Red Hat Bugzilla – Bug 1251636
Ceph Post deploy config fails hiera customization if existing logical volumes on target OSD disks
Last modified: 2016-09-21 11:26:15 EDT
Description of problem:
When specifying custom disklayout for ceph OSD in heat templates, heat post deploy fails if existing logical volumes on OSD disks.
Version-Release number of selected component (if applicable):
Steps to Reproduce:
1. Deploy undercloud
2. Customize hiera for OSDs including a disk with existing LVM info
[stack@rhos0 ~]$ grep -B 1 -A 1 dev templates/openstack-tripleo-heat-templates/puppet/hieradata/ceph.yaml
3. Deploy overcloud
openstack overcloud deploy -e /usr/share/openstack-tripleo-heat-templates/environments/network-isolation.yaml -e /home/stack/network-environment.yaml --control-flavor control --compute-flavor compute --ceph-storage-flavor ceph --ntp-server 10.16.255.2 --control-scale 3 --compute-scale 4 --ceph-storage-scale 4 --block-storage-scale 0 --swift-storage-scale 0 -t 90 --templates /home/stack/templates/openstack-tripleo-heat-templates/ -e /usr/share/openstack-tripleo-heat-templates/environments/storage-environment.yaml
[stack@rhos0 ~]$ heat resource-show overcloud CephStorageNodesPostDeployment | grep status
resource_status_reason | ResourceUnknownStatus: Resource failed - Unknown status FAILED due to "Resource CREATE failed: ResourceUnknownStatus: Resource failed - Unknown status FAILED due to "Resource CREATE failed: Error: Deployment to server failed: deploy_status_code : Deployment exited with non-zero status code: 6"" |
Existing partitions and LVM data is removed from the disks
Error on ceph storage node:
[root@overcloud-cephstorage-0 heat-admin]# journalctl -u os-collect-config | grep -i fail | tail -n 3
Aug 08 00:48:32 overcloud-cephstorage-0.localdomain os-collect-config: Notice: /Stage[main]/Ceph::Osds/Ceph::Osd[/dev/sdc]/Exec[ceph-osd-activate-/dev/sdc]: Dependency Exec[ceph-osd-prepare-/dev/sdc] has failures: true
Aug 08 00:48:32 overcloud-cephstorage-0.localdomain os-collect-config: Error: /Stage[main]/Ceph::Osds/Ceph::Osd[/dev/sdc]/Exec[ceph-osd-prepare-/dev/sdc]/returns: change from notrun to 0 failed: /bin/true # comment to satisfy puppet syntax requirements
Aug 08 00:48:32 overcloud-cephstorage-0.localdomain os-collect-config: Warning: /Stage[main]/Ceph::Osds/Ceph::Osd[/dev/sdc]/Exec[ceph-osd-activate-/dev/sdc]: Skipping because of failed dependencies
[root@overcloud-cephstorage-0 heat-admin]# pvs
PV VG Fmt Attr PSize PFree
/dev/sdc3 myvg lvm2 a-- 929.81g 0
[root@overcloud-cephstorage-0 heat-admin]# vgs
VG #PV #LV #SN Attr VSize VFree
myvg 1 1 0 wz--n- 929.81g 0
[root@overcloud-cephstorage-0 heat-admin]# lvs
LV VG Attr LSize Pool Origin Data% Meta% Move Log Cpy%Sync Convert
rootvol myvg -wi-a----- 929.81g
This sounds like another cleanup issue. We could try to somehow detect dirty state in the introspection ramdisk and then fail-fast during deployment if it was detected? Similar to BZ 1252158 we might consider using Ironic clean_nodes to trigger a cleanup to happen.

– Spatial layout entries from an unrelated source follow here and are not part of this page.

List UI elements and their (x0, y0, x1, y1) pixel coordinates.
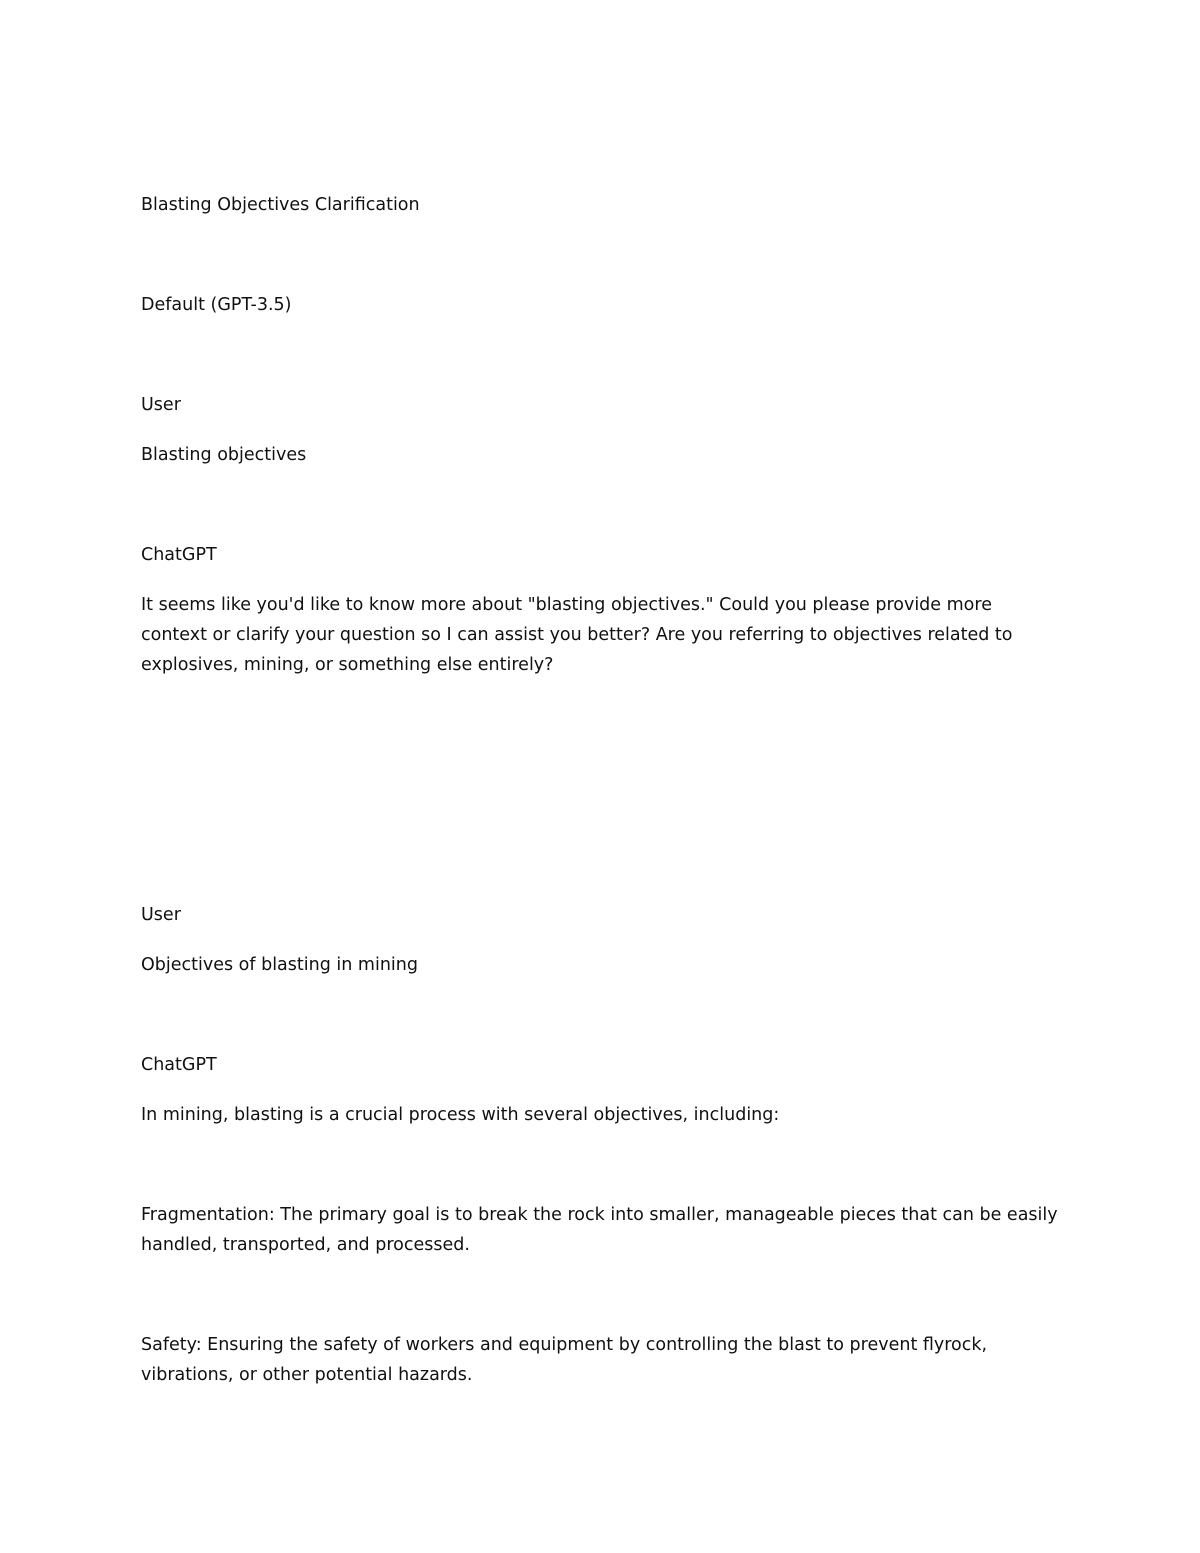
assistant-message: In mining, blasting is a crucial process with several objectives, including: (141, 1105, 780, 1125)
objective-safety: Safety: Ensuring the safety of workers and equipment by controlling the blast to prevent flyrock, vibrations, or other potential hazards. (141, 1335, 988, 1385)
model-label: Default (GPT-3.5) (141, 295, 292, 315)
speaker-label: ChatGPT (141, 1055, 217, 1075)
speaker-label: User (141, 905, 181, 925)
speaker-label: User (141, 395, 181, 415)
assistant-message: It seems like you'd like to know more about "blasting objectives." Could you please provide more context or clarify your question so I can assist you better? Are you referring to objectives related to explosives, mining, or something else entirely? (141, 595, 1013, 675)
document-title: Blasting Objectives Clarification (141, 195, 420, 215)
user-message: Blasting objectives (141, 445, 307, 465)
speaker-label: ChatGPT (141, 545, 217, 565)
user-message: Objectives of blasting in mining (141, 955, 418, 975)
objective-fragmentation: Fragmentation: The primary goal is to break the rock into smaller, manageable pieces that can be easily handled, transported, and processed. (141, 1205, 1058, 1255)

Or... perhaps there is a way to do inline cleanup via puppet-ceph? (I'm not aware that there is.) Similar to BZ 1251718 we might consider driving a puppet-ceph cleanup resource via introspection data.

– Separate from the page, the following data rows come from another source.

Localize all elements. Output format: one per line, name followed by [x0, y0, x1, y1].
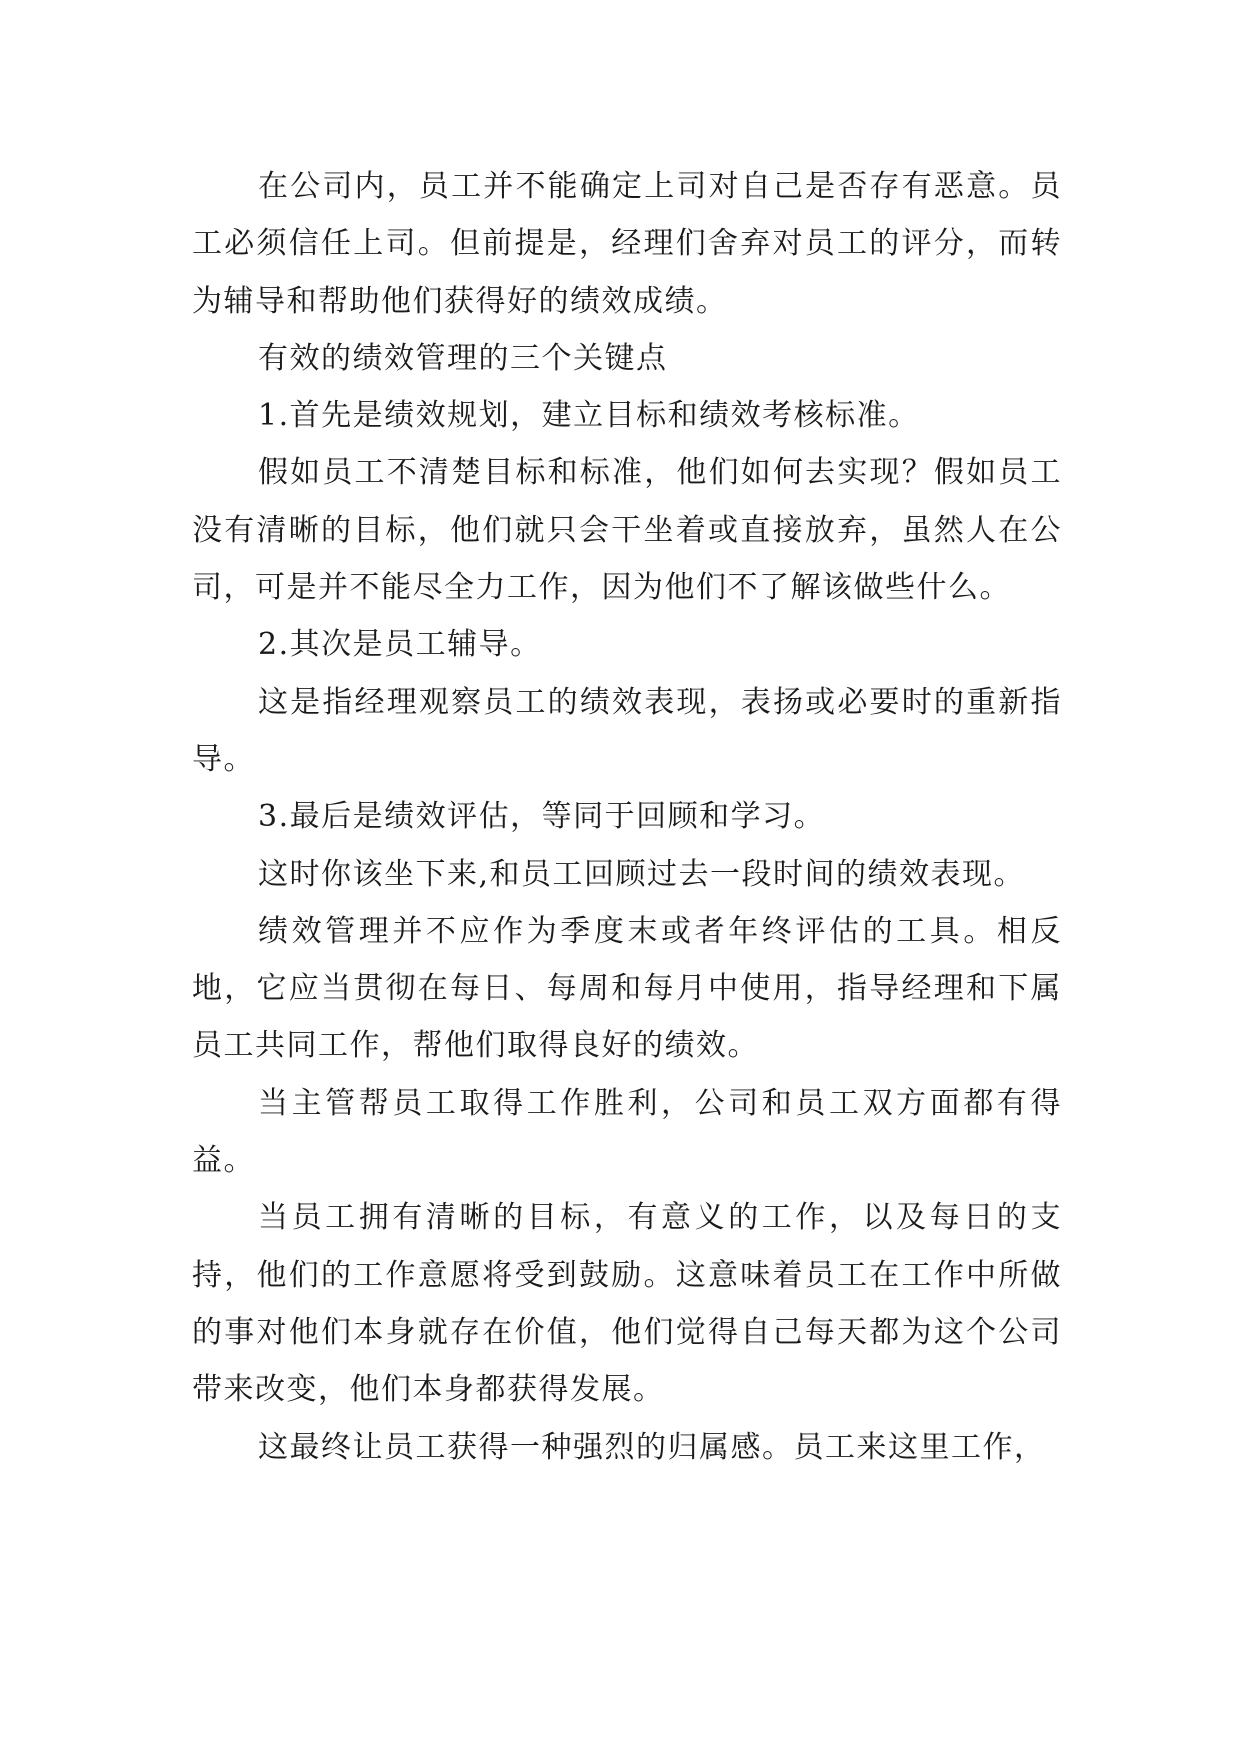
- paragraph: 当员工拥有清晰的目标，有意义的工作，以及每日的支持，他们的工作意愿将受到鼓励。这意味着员工在工作中所做的事对他们本身就存在价值，他们觉得自己每天都为这个公司带来改变，他们本身都获得发展。: [192, 1200, 1062, 1408]
- paragraph: 这是指经理观察员工的绩效表现，表扬或必要时的重新指导。: [192, 684, 1062, 777]
- list-item: 3.最后是绩效评估，等同于回顾和学习。: [258, 799, 826, 835]
- paragraph: 在公司内，员工并不能确定上司对自己是否存有恶意。员工必须信任上司。但前提是，经理们舍弃对员工的评分，而转为辅导和帮助他们获得好的绩效成绩。: [192, 169, 1062, 319]
- paragraph: 当主管帮员工取得工作胜利，公司和员工双方面都有得益。: [192, 1085, 1062, 1179]
- paragraph: 这时你该坐下来,和员工回顾过去一段时间的绩效表现。: [258, 856, 1026, 892]
- section-heading: 有效的绩效管理的三个关键点: [258, 340, 668, 376]
- list-item: 2.其次是员工辅导。: [258, 627, 542, 663]
- paragraph: 这最终让员工获得一种强烈的归属感。员工来这里工作，: [258, 1429, 1046, 1465]
- document-body: [192, 158, 1062, 1476]
- paragraph: 绩效管理并不应作为季度末或者年终评估的工具。相反地，它应当贯彻在每日、每周和每月中使用，指导经理和下属员工共同工作，帮他们取得良好的绩效。: [192, 913, 1062, 1064]
- paragraph: 假如员工不清楚目标和标准，他们如何去实现？假如员工没有清晰的目标，他们就只会干坐着或直接放弃，虽然人在公司，可是并不能尽全力工作，因为他们不了解该做些什么。: [192, 455, 1062, 606]
- list-item: 1.首先是绩效规划，建立目标和绩效考核标准。: [258, 398, 920, 434]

This bug did not make the OSP 8.0 release. It is being deferred to OSP 10.
Can't we implement a purge function in puppet-ceph to solve this?
We can write a doc for that, then address this in puppet-ceph later with a purge function.
We should not use lvm for Ceph OSD data.
This looks like a leftover from a previous attempts to me, we can hardly expect puppet-ceph removing lvs, vgs and pvs...
So this must be cleanup prior to deploy, I don't even know how/why got configured on these drives in the first place.
To me the deployer should make sure this LVM configuration is wiped prior to start deploying any Ceph.
I'm tempted to mark this close this one as "won't fix". Will try to discuss this further with the team.